HiR:tb Toots (@warwalker)

Youth is fleeting; that one is fleeting down the street in his underwear.

Saturday afternoon I went down to Ivor Wynne Stadium to watch some CIAU football – McMaster University vs. York in the last regular season home game to be played in the friendly confines at Balsam and Beechwood.  I went to the game because my friend’s son Joey is a first-year running back for the Marauders, and I didn’t want to miss possibly my last chance to see him play this year.   Joey had a great game in service of a McMaster victory over the Lions (since when are they no longer the “Yeomen”, by the way?) – he scored McMaster’s third touchdown, carried the ball 19 times for 121 yards and was named co-winner of the Mark Timpany trophy, presented to the MVP of McMaster’s homecoming game each year.  I very much enjoyed the game, though it was freaking cold sitting up in the stands, and I was thrilled for my friend (Joey’s father);  he had every reason to be beaming a thousand watt grin after the game.  There was no disguising the proud papa (though I noted he has begun sporting a soup strainer over his upper lip that some might argue represented an attempt at going incognito).

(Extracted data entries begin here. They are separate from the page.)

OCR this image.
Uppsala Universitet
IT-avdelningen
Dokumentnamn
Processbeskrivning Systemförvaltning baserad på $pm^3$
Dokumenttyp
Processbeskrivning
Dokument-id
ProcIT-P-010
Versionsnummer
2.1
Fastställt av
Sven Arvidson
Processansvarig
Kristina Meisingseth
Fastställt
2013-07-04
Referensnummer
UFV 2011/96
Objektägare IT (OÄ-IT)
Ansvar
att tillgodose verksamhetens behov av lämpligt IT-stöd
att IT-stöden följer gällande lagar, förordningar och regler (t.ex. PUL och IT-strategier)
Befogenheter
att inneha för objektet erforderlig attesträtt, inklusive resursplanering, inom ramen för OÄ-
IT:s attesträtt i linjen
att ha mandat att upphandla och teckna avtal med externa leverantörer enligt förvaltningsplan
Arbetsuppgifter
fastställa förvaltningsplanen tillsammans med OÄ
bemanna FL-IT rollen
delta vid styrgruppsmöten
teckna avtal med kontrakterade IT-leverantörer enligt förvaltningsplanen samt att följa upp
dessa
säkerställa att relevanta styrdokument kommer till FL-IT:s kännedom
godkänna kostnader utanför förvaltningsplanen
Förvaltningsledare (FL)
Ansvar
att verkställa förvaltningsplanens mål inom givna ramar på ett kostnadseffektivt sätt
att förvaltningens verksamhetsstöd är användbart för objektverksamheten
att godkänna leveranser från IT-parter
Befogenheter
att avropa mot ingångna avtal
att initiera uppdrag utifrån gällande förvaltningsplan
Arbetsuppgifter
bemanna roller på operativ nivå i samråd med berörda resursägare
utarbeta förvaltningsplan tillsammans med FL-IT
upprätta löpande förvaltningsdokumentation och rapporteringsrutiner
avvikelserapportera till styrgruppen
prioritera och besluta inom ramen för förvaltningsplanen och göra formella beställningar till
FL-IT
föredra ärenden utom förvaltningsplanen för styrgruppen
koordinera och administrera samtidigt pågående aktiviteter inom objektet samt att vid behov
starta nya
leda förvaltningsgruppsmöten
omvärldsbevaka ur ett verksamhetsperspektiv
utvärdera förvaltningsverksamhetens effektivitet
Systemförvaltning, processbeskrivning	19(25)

I sat in the seats near the west end zone.  There was a group of students off to my right, one of whom had brought a giant foam head to the game.  Now I don’t know if this is some sort of a mascot – I know that the school’s official athletics logo has an eagle incorporated, and there was a guy wandering around the field in an eagle suit – I had almost literally bumped into him as I came in the gate, turned and stared him straight in the beak and said, “How’s it going?”.  I laughed myself all the way up to my seats, wondering how the hell the guy in the eagle suit is supposed to respond to that question.  I mean, after all, it’s one o’clock on a Saturday afternoon, it’s cold and he’s wandering around a stadium in an eagle costume.  Anyway, these kids to my right had a giant foam head – an oversized blond male head that actually looked a lot like some sort of video game character.   The group with the head was having a whale of a time, drinking with commitment, hooting and hollering and quite obviously only briefly interrupting an already well-established party with the football game.  As the first half  wound down,  this group filed past me at breakneck speed, clearly headed for the beer concessions.

Now it’s been nineteen years since I last went to a university football game – except for the Vanier Cup a couple of years back, but a national championship game is a different animal entirely.  The departure of the kids with the giant foam head left me looking around the stadium a little bit more to get my fill of the people-watching on offer.  I was struck by how young all the “kids” were that were at the game as students of one or the other school.  There were many sights familiar to me, but unseen for several years – the rowdy boys drinking at a furious pace and who had screamed themselves hoarse about nothing in particular, the obvious “couples” huddled together and cuddling, the obvious student council types darting about and organizing various things, the packs of frosh roaming the stadium and trying to establish themselves in the social order.   It’s hard to explain, but for a moment or two I was moved by a sense of the fragility of all the familiar youth with which I was surrounded;  I became acutely aware that this moment in these peoples’ lives was all too transitory and fleeting, no matter how many pocket digital or cell phone cameras might be produced to take snapshots of today’s friends mugging for the lens, destined to create an image of reminder for an unknown – but certainly different – tomorrow.   It was somehow quite sad, and I found myself waxing rather philosophical as I surveyed the scene with my iPod earbuds firmly planted in my ears to drown out the stadium announcer’s chatter.

With two minutes to go before the second half began, one of the kids that had been off to my right leapt over the railing and on to the field down towards the eastern end of the stadium (off to my left).  This kid was wearing the giant foam head – and no pants.  Now, I don’t know how a person wearing an oversized foam head manages to get his pants off while standing in the front row of Ivor Wynne stadium without attracting the attention of the various security types on duty – you would think that a guy with a giant foam head on might be kind of hard to miss – but this kid managed to (you should pardon the pun) “pull it off.”  And in a flash, he was over the railing and booting it across the field on the diagonal.  He was making a beeline for the southwest corner of the stadium, his skinny legs pumping away furiously as he and his tighty whities made a bid to outrun the now intensely interested security staff.  The kid held the giant foam head on with one hand clasped firmly near his throat area, and the other arm pistoning back and forth vigorously as he made a beeline for the Melrose gate and freedom.   Snapped out of my reverie by foam-head’s hijinks, I looked in the seats down to my right and saw that many of foam-head’s buddies had returned to their seats and were now absolutely busting a gut, roaring with laughter and cheering their friend on, urging him to outrun his red-coated pursuers.

It was touch and go for a little bit, but the kid managed to pick ’em up and put ’em down fast enough to race past the security forces that were trying to intercept him, and he zoomed out of sight of the mostly adoring stadium crowd still clutching on to the giant foam head with one hand while the other was now pumping triumphantly in the air.    

I wasn’t melancholy anymore, but I sure was feeling a touch of the old nostalgia.